Kanji alive language data and media files are now freely available as open source

For what seems like a long time we’ve been meaning to make the language data and media files we created to build Kanji alive freely available for anyone to use under an open source license. Well, we finally did it!

Please visit our new open source repository on GitHub where you’ll find all of the language data used in Kanji alive in Excel and CSV spreadsheet formats, our custom Japanese Radicals font as well as all of our kanji animations, audio examples and image files. Everything (with just a handful of exceptions due to copyright restrictions) is freely available under a generous Creative Commons Attribution 4.0 International (CC-BY) license.

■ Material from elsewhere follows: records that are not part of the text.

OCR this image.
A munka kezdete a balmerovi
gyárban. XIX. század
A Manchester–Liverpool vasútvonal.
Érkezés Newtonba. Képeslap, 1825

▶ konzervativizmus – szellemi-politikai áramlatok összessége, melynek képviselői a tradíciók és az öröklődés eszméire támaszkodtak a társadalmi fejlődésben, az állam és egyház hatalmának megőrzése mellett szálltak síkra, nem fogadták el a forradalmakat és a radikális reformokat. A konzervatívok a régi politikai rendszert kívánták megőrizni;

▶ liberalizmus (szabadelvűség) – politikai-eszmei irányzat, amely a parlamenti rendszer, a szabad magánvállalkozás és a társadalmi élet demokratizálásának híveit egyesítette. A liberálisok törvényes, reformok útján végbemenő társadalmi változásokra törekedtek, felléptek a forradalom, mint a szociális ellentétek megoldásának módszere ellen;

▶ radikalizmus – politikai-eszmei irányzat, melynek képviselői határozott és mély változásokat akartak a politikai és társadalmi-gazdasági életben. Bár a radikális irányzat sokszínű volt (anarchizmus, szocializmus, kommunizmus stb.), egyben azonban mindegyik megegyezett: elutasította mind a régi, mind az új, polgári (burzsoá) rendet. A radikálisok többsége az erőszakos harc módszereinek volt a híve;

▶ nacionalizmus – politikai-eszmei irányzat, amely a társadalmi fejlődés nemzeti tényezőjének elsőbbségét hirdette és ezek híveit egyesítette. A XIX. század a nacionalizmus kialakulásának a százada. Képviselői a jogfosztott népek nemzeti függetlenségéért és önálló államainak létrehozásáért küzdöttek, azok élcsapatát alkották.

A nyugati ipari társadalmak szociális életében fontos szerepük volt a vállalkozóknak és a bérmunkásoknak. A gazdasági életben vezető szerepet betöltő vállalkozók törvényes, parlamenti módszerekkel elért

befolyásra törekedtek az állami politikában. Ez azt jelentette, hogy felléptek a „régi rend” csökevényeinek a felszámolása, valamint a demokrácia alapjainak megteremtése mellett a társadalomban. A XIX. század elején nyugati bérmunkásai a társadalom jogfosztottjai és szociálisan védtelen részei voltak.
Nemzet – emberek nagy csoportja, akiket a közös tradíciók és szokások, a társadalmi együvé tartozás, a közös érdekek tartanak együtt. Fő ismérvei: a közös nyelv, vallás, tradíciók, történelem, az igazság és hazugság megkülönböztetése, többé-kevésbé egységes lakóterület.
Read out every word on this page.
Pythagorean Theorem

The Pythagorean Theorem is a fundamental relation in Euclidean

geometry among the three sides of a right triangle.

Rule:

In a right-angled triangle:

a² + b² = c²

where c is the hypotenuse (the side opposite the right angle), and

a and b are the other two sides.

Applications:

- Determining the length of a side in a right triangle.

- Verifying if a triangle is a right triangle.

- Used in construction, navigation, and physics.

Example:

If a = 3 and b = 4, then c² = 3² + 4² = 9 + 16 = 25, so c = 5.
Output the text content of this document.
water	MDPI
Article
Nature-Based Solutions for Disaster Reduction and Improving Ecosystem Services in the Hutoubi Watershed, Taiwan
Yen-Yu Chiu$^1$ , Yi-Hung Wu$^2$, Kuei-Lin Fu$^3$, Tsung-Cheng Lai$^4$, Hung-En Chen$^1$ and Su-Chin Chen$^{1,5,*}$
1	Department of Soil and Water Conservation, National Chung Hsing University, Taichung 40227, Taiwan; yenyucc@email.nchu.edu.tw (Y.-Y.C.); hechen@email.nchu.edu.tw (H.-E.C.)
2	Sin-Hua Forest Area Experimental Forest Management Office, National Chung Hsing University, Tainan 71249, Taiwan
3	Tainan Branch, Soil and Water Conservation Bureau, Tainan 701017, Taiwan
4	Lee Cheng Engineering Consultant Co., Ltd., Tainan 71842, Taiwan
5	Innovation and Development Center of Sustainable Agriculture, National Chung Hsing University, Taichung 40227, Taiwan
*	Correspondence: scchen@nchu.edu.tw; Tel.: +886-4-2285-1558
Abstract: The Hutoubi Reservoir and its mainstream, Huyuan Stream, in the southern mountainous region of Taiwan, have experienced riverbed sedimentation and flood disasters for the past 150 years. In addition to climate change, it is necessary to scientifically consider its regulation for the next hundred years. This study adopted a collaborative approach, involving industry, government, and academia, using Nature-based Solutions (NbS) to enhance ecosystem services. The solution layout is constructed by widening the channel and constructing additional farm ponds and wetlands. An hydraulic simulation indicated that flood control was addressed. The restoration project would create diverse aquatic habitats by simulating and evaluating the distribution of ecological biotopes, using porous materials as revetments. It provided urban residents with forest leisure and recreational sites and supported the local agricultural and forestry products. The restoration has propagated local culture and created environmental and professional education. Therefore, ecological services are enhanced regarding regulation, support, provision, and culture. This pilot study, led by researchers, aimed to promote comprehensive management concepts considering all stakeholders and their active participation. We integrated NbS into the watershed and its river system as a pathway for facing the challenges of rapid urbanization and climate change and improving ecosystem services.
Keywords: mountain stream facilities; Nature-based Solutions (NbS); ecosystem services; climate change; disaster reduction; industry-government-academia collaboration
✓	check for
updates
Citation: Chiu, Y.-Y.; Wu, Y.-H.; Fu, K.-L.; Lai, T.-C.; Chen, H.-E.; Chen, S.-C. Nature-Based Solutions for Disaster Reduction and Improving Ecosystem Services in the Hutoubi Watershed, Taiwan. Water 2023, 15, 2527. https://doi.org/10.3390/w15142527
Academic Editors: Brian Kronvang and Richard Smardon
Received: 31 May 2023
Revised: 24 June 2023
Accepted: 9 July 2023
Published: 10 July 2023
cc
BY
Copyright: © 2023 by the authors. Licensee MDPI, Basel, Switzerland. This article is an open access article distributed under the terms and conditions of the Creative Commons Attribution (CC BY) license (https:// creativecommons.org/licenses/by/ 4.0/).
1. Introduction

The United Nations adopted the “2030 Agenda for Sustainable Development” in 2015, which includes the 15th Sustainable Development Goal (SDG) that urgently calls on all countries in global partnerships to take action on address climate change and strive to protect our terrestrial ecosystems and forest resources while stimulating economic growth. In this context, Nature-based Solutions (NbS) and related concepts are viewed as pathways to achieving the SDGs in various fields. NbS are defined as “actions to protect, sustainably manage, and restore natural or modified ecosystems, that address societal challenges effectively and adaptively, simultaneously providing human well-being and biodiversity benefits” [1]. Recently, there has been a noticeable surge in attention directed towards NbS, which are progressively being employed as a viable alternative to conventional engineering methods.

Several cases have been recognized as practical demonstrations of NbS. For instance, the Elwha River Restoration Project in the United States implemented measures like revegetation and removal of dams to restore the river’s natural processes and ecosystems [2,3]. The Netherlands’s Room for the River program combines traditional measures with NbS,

What does this mean in practice? Well, if you are a student, this means that you can copy all or part of our files and data onto your laptop or tablet to help you study Japanese even if you’re not connected to the internet, or perhaps re-use some of it to create your own Anki flash cards. If you are an instructor, it means, for example, that you can re-use our kanji animations or audio on your class website or on your institution’s course management system. And if you are a developer, it means that you are allowed to use this material to build (and even sell) your own kanji mobile app. Update: Developers, please take a look also at our public API on RapidAPI.

However, please note that under the terms of the Creative Commons CC-BY license, you must always give appropriate, public credit to Kanji alive, provide a public description of the changes (if any) you’ve made to our material  and offer a clear link back to our website (https://kanjialive.com). Lastly, you may not call your own work “Kanji alive” or re-use the Kanji alive logo. Please see our Credits page for additional details or contact us if you have any questions.

We’re very happy to be able to share all these items with you – they were the product of a great deal of hard work over many years by a group of dedicated and talented individuals.

Now we’re eager to find out what new & creative uses you’ll find for this material. Please let us know!

3 thoughts on “Kanji alive language data and media files are now freely available as open source

  1. shimke

    I am trying to use WWKanji and/or Kanji Alive, but when I bring it up I get a lot of gibberish – I guess where the Japanese writing should be.

    I am on a PC, with IE.

    1. Kanji alive

      Hello shmke, sorry to hear you’re having problems using the app. Kanji alive definitely does work with Internet Explorer, but not with very old versions. As a starting point, have you already looked at our Troubleshooting page?